School of Computer Science and Engineering, Xi'an University of Technology, Xi'an, ShaanXi, China.
School of Science, Xi'an University of Technology, Xi'an, ShaanXi, China.
PLoS One. 2018 Nov 21;13(11):e0206832. doi: 10.1371/journal.pone.0206832. eCollection 2018.
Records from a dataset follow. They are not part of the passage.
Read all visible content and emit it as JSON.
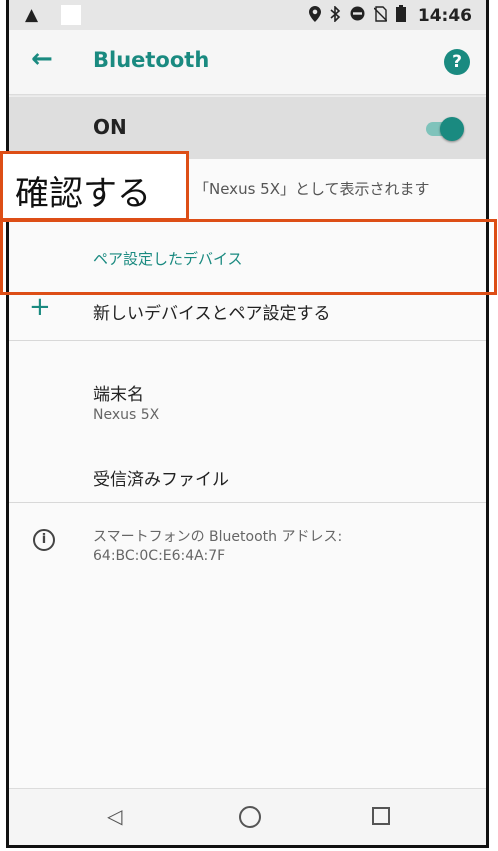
{
  "status_bar": {
    "time": "14:46",
    "icons": [
      "warning-icon",
      "location-icon",
      "bluetooth-icon",
      "dnd-icon",
      "no-sim-icon",
      "battery-icon"
    ]
  },
  "app_bar": {
    "title": "Bluetooth",
    "back_icon": "arrow-left-icon",
    "help_label": "?"
  },
  "toggle_row": {
    "label": "ON",
    "state": true,
    "accent": "#1a8a80"
  },
  "visible_as": "「Nexus 5X」として表示されます",
  "paired_section_header": "ペア設定したデバイス",
  "pair_new": {
    "icon": "+",
    "label": "新しいデバイスとペア設定する"
  },
  "device_name": {
    "title": "端末名",
    "value": "Nexus 5X"
  },
  "received_files": "受信済みファイル",
  "info": {
    "icon": "i",
    "text": "スマートフォンの Bluetooth アドレス: 64:BC:0C:E6:4A:7F"
  },
  "callout": {
    "label": "確認する",
    "color": "#dd4e16"
  },
  "nav": {
    "back": "◁"
  }
}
This paper, based on differential privacy protecting K-means clustering algorithm, realizes privacy protection by adding data-disturbing Laplace noise to cluster center point. In order to solve the problem of Laplace noise randomness which causes the center point to deviate, especially when poor availability of clustering results appears because of small privacy budget parameters, an improved differential privacy protecting K-means clustering algorithm was raised in this paper. The improved algorithm uses the contour coefficients to quantitatively evaluate the clustering effect of each iteration and add different noise to different clusters. In order to be adapted to the huge number of data, this paper provides an algorithm design in MapReduce Framework. Experimental finding shows that the new algorithm improves the availability of the algorithm clustering results under the condition of ensuring individual privacy without significantly increasing its operating time.
本文基于差分隐私保护 K-means 聚类算法,通过向聚类中心点添加数据干扰拉普拉斯噪声来实现隐私保护。为了解决拉普拉斯噪声随机性导致中心点偏离的问题,特别是当由于隐私预算参数较小而导致聚类结果可用性较差时,本文提出了一种改进的差分隐私保护 K-means 聚类算法。改进的算法使用轮廓系数来定量评估每次迭代的聚类效果,并对不同的聚类添加不同的噪声。为了适应大量的数据,本文在 MapReduce 框架中提供了一种算法设计。实验结果表明,新算法在不显著增加运行时间的情况下,提高了算法聚类结果的可用性,同时确保了个体隐私。